Other issues were brought for discussion by the Arab group including the issue of Israeli nuclear capabilities calling for making the Middle East an area free of nuclear weapons. So far, the lack of political will has been the reason for the failure of the application of safeguard measures in the Middle East. The Israelis, who continue to strengthen their nuclear capabilities, have rejected putting their nuclear installations under inspection claiming that the NPT does not provide a guarantee for the security of Israel in an area of ongoing geopolitical instability. The United States, the largest supporter of Israel, has regretted bringing the Israeli nuclear capabilities on the discussion at the General Conference calling upon the Arabs to engage with a full dialogue with Israel. The United States views Israel nuclear arsenal as legitimate and that Israel is not in violation of the IAEA safeguards.

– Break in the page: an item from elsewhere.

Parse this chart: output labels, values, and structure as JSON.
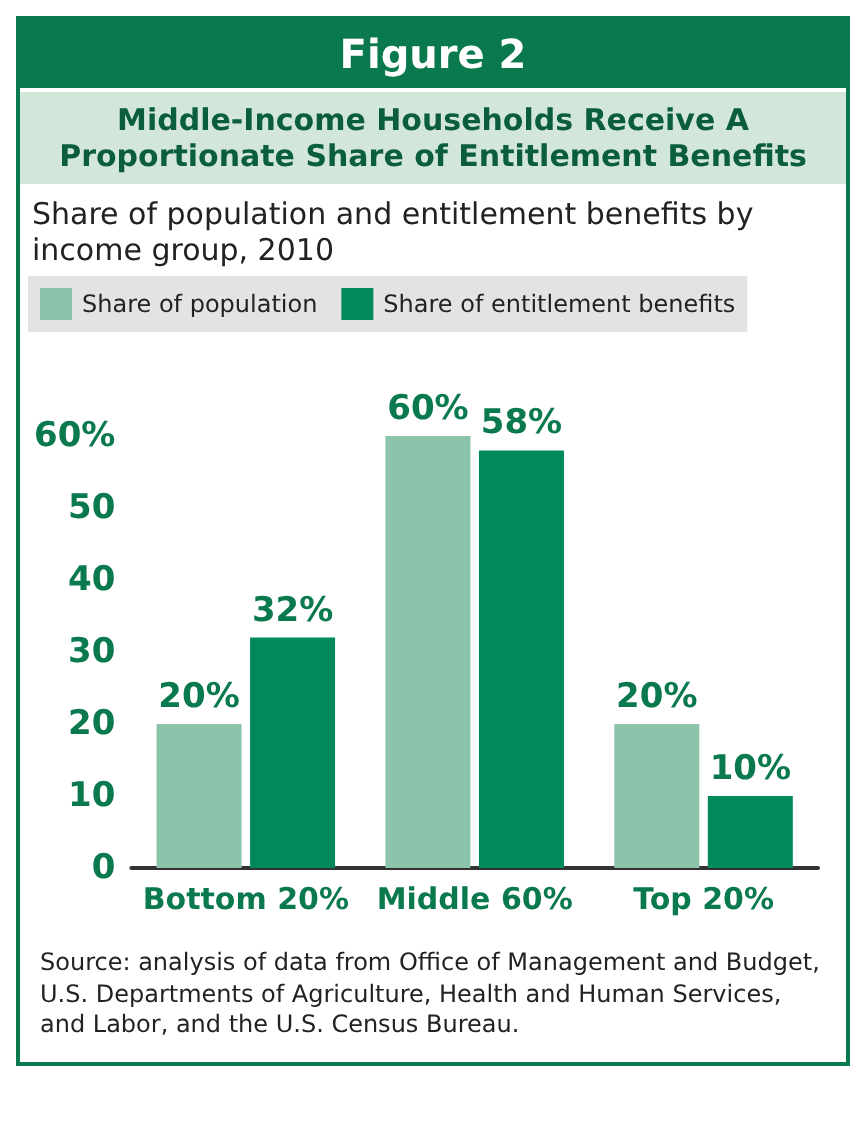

Saudi Arabia and many other Arab states have called upon the international community to cooperate towards freeing the Middle East of nuclear weapons and full implementation of the NPT. The Arabs and a lot of the non-Arab IAEA member states are calling for the inclusion of Israel in the NPT and implementation of safeguards across all of its nuclear installations. “Discriminatory application of safeguards is not fair in the Middle East”, said the Iraqi envoy. Most countries have voted “yes” for the implementation of safeguards in Israel, a resolution which was decided by consensus.